## Homework Statement

How to verify this trigonometric equation? tanh z/2?
verify that:

tanh (z/2) = [sinh x + i sin y] / [cosh x + cos y]

z is a complex number.

How can i verify this equation?

## Homework Equations

# sin(x + i y) = sin(x) cosh(y) + i cos(x) sinh(y).
# cos(x + i y) = cos(x) cosh(y) - i sin(x) sinh(y).
# tan(x + i y) = (tan(x) + i tanh(y)) / (1 - i tan(x) tanh(y)).
# cot(x + i y) = (cot(x) coth(y) - i) / (i cot(x) + coth(y)).

## The Attempt at a Solution

i have tried to solve from right hand side but it didn't work, then i have simplified the equation tanh(z/2) = e^z-1 / e^z+1

if you help me, i will be appreciate.
thanx a lot.

Dick
Homework Helper
tanh(z/2)=(e^z-1)/(e^z+1) is an ok place to start.

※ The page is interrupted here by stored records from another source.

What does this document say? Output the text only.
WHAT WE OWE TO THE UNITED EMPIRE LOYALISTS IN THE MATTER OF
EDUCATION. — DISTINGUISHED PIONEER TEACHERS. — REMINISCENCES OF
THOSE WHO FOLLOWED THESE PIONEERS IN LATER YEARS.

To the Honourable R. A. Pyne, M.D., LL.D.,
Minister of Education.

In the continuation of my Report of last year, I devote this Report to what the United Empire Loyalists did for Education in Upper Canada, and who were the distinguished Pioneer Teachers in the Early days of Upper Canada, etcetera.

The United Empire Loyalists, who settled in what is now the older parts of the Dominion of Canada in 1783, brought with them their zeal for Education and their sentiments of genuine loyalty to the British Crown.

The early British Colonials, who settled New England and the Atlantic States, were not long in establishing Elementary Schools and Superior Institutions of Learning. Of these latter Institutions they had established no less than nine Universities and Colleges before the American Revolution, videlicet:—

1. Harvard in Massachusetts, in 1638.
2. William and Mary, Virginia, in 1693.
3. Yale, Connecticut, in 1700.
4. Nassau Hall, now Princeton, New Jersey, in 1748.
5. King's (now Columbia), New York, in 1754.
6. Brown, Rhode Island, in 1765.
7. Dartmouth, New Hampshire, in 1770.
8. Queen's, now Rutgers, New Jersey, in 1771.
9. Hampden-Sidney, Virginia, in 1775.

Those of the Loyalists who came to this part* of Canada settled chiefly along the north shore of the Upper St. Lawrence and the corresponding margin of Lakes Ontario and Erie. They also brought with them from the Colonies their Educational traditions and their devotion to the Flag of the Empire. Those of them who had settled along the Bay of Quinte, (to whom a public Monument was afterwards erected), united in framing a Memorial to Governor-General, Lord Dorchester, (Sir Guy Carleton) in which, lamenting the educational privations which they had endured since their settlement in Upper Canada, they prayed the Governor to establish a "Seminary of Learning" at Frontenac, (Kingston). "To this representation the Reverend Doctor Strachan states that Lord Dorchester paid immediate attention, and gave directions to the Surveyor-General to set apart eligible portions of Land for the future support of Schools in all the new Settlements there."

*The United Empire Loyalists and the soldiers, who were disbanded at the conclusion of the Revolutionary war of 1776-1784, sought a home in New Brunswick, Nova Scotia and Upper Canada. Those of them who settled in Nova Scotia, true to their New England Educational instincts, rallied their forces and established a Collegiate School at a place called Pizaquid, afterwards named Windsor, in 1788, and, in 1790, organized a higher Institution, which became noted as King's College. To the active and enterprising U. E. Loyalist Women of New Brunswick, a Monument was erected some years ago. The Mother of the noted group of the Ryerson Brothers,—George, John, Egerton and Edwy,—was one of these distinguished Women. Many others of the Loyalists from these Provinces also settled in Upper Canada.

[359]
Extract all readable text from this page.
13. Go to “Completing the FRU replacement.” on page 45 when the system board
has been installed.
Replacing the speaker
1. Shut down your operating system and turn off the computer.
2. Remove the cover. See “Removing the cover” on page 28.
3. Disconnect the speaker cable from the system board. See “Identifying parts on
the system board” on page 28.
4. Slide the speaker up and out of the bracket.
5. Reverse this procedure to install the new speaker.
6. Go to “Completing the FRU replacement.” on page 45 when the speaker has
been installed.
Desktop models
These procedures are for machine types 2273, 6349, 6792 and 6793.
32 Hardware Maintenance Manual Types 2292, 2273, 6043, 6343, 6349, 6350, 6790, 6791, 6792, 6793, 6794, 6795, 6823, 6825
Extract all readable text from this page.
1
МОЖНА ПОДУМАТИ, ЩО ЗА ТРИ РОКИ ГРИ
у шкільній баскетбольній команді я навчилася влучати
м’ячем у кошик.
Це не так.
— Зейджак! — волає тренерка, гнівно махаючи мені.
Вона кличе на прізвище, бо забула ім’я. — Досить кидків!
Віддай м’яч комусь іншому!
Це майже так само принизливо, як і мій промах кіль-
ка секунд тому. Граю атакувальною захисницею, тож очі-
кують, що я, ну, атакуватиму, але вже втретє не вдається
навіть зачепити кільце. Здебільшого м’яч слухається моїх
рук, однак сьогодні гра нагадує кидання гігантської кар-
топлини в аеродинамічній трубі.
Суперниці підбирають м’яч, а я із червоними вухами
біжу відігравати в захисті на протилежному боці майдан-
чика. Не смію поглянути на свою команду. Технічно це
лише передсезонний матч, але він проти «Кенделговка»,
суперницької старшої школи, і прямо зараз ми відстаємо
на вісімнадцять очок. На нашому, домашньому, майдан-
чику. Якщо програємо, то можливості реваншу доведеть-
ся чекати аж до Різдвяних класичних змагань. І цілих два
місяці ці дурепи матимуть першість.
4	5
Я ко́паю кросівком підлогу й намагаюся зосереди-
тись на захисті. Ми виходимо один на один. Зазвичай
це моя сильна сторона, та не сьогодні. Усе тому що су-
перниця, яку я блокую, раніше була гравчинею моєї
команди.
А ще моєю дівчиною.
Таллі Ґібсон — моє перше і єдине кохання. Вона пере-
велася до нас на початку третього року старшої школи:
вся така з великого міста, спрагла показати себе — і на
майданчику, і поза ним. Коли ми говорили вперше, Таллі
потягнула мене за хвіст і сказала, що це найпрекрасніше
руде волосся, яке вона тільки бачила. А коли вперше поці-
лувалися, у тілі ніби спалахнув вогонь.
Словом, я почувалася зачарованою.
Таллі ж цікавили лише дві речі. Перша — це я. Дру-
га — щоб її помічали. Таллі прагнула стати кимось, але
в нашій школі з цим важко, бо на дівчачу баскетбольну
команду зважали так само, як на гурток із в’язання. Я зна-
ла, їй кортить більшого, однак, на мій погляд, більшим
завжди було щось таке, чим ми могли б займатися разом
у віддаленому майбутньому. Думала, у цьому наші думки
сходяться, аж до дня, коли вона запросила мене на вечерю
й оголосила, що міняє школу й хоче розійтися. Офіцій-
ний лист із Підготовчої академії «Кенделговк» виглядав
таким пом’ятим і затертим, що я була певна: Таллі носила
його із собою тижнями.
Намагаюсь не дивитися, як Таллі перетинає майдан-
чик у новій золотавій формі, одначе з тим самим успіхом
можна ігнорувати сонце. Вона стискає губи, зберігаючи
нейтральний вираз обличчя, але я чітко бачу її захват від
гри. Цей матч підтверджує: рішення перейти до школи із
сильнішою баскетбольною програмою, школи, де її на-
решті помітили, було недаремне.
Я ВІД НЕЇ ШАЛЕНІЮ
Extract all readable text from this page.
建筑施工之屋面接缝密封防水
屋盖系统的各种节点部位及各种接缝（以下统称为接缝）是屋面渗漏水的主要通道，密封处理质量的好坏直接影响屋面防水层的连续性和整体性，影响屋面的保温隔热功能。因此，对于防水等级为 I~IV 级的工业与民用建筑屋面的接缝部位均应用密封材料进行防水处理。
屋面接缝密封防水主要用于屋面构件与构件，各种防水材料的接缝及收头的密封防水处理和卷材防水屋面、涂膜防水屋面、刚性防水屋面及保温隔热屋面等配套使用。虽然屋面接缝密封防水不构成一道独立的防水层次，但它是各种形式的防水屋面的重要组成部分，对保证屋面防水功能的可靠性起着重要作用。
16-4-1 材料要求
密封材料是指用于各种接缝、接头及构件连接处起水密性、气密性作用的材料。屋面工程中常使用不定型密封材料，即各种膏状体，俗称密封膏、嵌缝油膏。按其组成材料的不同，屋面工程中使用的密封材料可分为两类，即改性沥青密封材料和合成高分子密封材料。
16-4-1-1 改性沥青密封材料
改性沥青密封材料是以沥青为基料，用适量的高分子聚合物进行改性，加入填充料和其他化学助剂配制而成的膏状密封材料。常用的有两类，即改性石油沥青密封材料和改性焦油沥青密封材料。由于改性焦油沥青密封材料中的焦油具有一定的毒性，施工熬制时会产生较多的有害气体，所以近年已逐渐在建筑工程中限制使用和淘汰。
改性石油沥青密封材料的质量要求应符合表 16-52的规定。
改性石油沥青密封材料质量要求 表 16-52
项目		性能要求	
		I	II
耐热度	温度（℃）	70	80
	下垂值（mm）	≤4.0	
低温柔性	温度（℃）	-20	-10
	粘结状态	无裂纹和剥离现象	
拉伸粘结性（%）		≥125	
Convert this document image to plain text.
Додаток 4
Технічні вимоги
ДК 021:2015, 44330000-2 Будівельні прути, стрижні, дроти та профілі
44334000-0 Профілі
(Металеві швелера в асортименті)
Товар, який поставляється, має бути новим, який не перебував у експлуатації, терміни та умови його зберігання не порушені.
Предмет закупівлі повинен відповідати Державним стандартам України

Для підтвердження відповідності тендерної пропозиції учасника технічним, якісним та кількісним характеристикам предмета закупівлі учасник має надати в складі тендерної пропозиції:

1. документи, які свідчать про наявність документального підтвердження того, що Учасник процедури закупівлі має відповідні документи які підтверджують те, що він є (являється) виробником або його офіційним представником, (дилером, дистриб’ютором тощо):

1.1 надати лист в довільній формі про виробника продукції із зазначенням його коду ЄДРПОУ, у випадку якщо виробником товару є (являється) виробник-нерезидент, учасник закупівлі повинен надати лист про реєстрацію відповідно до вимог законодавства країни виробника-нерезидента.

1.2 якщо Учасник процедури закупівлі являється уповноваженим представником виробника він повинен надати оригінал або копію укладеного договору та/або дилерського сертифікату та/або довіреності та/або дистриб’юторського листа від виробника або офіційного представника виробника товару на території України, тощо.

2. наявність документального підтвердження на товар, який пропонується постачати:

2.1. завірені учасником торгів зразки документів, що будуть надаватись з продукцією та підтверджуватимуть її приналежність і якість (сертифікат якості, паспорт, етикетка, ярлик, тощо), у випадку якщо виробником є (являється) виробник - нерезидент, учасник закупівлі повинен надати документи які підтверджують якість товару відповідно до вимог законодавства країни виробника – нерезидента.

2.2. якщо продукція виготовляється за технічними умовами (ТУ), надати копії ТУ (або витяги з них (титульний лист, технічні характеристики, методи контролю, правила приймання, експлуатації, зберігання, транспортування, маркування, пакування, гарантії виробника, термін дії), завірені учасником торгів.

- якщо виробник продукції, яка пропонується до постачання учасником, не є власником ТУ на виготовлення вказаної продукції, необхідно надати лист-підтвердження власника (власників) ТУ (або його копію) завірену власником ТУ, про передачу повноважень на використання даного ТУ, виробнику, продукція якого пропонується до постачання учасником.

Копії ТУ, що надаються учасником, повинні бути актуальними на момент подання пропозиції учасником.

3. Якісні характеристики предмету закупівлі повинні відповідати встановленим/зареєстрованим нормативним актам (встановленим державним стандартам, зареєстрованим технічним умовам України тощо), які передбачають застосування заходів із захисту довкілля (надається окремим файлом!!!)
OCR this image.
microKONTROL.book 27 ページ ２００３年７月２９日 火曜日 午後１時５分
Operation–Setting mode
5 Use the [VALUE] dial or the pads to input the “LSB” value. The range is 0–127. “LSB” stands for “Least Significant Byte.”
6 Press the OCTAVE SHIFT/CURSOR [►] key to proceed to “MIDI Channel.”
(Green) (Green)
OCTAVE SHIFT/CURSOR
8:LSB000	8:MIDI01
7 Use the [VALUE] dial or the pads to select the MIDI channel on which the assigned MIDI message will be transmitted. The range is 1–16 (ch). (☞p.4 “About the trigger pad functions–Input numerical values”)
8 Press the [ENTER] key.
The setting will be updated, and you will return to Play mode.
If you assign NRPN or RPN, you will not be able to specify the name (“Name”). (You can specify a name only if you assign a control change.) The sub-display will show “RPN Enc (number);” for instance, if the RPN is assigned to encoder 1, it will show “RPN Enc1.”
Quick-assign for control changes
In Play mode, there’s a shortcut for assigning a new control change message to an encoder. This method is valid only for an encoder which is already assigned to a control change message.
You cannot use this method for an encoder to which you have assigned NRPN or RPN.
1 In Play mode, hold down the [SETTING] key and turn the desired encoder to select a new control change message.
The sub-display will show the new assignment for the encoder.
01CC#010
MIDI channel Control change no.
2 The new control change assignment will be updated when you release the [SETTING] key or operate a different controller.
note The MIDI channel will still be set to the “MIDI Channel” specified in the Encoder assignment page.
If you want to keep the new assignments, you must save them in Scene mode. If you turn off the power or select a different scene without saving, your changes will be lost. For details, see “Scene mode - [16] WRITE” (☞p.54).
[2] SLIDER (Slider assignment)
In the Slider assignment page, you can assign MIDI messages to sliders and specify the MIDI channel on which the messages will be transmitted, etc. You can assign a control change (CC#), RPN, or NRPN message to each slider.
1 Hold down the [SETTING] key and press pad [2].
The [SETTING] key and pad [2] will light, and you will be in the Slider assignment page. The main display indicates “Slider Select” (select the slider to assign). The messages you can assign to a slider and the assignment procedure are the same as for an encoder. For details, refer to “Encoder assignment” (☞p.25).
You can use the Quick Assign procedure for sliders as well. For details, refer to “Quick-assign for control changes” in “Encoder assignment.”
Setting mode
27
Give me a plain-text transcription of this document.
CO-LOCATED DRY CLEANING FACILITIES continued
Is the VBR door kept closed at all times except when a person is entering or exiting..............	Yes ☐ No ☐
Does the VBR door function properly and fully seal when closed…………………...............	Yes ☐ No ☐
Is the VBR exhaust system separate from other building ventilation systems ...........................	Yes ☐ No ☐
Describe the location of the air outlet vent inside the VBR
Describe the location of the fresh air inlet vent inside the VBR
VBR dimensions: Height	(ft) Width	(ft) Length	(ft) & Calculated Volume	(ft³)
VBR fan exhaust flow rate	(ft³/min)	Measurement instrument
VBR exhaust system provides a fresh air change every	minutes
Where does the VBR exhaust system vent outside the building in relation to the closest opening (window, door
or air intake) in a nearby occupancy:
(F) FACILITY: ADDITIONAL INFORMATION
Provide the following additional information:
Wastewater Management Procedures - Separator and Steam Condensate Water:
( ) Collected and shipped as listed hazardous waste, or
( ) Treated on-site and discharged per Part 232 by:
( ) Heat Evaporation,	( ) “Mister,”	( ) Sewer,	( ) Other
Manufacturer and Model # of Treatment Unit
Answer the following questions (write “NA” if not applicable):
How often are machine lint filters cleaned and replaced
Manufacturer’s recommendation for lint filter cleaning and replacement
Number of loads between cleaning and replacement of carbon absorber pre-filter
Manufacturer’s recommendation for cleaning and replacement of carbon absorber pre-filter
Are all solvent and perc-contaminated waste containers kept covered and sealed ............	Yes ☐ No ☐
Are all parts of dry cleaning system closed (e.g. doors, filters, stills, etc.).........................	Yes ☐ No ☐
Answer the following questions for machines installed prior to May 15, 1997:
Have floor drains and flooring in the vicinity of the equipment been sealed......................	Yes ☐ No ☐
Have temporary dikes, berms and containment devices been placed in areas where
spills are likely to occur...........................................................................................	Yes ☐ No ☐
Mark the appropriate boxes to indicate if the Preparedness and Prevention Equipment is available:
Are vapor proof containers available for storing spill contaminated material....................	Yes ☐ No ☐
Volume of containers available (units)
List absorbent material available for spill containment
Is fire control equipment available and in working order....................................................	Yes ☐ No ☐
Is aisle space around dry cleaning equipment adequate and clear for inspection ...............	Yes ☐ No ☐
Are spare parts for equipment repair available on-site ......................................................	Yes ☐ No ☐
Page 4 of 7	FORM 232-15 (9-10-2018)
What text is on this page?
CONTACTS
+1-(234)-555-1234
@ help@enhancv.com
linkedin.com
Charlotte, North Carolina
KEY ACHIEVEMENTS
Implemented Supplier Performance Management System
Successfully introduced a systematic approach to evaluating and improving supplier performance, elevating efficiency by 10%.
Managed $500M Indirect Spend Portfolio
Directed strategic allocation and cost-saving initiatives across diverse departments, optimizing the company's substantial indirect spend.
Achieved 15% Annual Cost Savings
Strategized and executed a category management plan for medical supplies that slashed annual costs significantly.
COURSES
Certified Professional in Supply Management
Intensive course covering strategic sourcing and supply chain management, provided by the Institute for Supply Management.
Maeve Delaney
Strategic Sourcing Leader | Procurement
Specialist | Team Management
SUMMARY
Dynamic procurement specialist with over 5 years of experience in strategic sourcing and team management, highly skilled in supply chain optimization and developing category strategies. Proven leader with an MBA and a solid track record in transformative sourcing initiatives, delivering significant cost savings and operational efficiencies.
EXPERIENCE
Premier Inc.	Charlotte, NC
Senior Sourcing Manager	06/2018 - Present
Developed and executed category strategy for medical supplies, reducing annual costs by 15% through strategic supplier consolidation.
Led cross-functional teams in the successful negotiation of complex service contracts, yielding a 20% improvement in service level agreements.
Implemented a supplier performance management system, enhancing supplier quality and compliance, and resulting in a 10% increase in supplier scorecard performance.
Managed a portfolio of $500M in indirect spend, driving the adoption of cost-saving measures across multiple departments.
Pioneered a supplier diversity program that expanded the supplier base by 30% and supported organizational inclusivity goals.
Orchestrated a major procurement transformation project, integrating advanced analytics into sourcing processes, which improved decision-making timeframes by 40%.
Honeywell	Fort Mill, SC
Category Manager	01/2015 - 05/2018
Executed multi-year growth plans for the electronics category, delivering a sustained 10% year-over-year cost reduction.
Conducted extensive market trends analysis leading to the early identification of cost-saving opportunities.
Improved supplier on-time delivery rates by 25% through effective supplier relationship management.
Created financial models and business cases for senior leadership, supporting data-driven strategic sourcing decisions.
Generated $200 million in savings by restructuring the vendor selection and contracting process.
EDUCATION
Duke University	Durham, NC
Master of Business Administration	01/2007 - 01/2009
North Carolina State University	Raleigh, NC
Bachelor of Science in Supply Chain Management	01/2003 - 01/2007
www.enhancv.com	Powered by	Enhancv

Now substitute z=x+iy and multiply numerator and denominator by the conjugate of (e^z+1). Multiply everything out. Where does that take you? What you eventually need is cosh(ix)=cos(x) and sinh(ix)=i*sin(x) for x real.

thank u very much.

ok i have substitued equation but after i don't know how can i simplify.

Dick
Homework Helper
What did you get? Did you multiply by the conjugate and collect terms? It works for me.

yes i did sir.

e^2(x+iy)-2e^(x+iy)+1 / e^2(x+iy)-1

did u mean complex conjugate ? or normal conjugate?

Dick
Homework Helper
The conjugate of the denominator is (e^(x-iy)+1). It looks like you multiplied by (e^(x+iy)-1). Try the first way.

Dick
Homework Helper
yes i did sir.

e^2(x+iy)-2e^(x+iy)+1 / e^2(x+iy)-1

did u mean complex conjugate ? or normal conjugate?
Complex. BTW, I suggested that because the denominator of the expression you are supposed to get is real. See why that's a clue?

ok result is

e^2x + e^(x+iy) - e^(x-iy)-1 / e^2x + e^(x+iy) + e^(x-iy)

than i don't know how can simplify this eq.

sorry, i am taking your time.

Dick
Homework Helper
There's a 1 in the denominator too. Factor e^(x+iy) etc into e^x*e^(iy). Divide numerator and denominator by e^(x). Is anything looking familiar yet? Don't be sorry, just try a little harder.